Over the years, Martee has invited many students to help prepare a meal for themselves or for others in this kitchen. As director of the Wesley Foundation (the name for United Methodist campus ministries at state schools), Martee long ago saw group cooking as an opportunity for fellowship and ministry.
Today, only one student accepted her offer.

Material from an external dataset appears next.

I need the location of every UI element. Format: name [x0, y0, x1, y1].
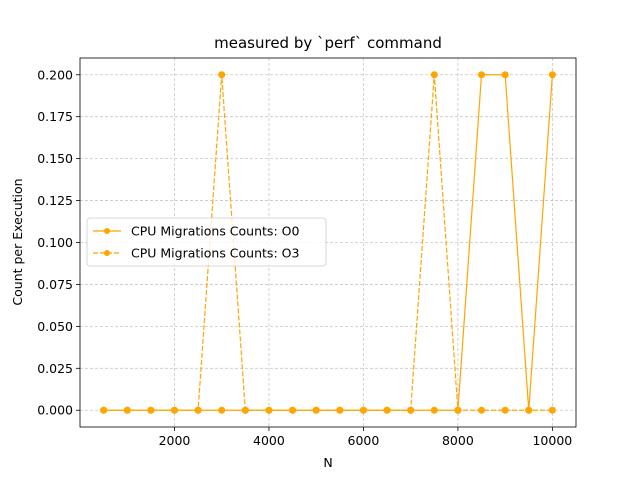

Sophomore Ashley Verburg is in the kitchen with Martee, cheerfully preparing gravy and scooping multi-colored fruit into Styrofoam bowls.



“I don’t get a lot of chances to cook at home because my mom is picky,” Ashley says with a smile. “I probably ask Martee a lot of dumb questions.”
The food will soon be packaged and picked up by a member of Grove United Methodist Church, then driven from Radford to the next town over: Christiansburg, Virginia.
There, at the Knights of Columbus building, 11 guests and 2 workers are waiting for the hot meal they have come to know will be above average, because it’s from Martee’s kitchen.
The diners are guests of a community outreach known as “To Our House,” which hosts as many as 14 homeless people overnight in churches and other public buildings during the cold-weather months. To limit the possibility of spreading COVID-19, this year the guests are sleeping in small tents perched inside the building.
But first, they’ll have a marvelous meal of meat, potatoes and more.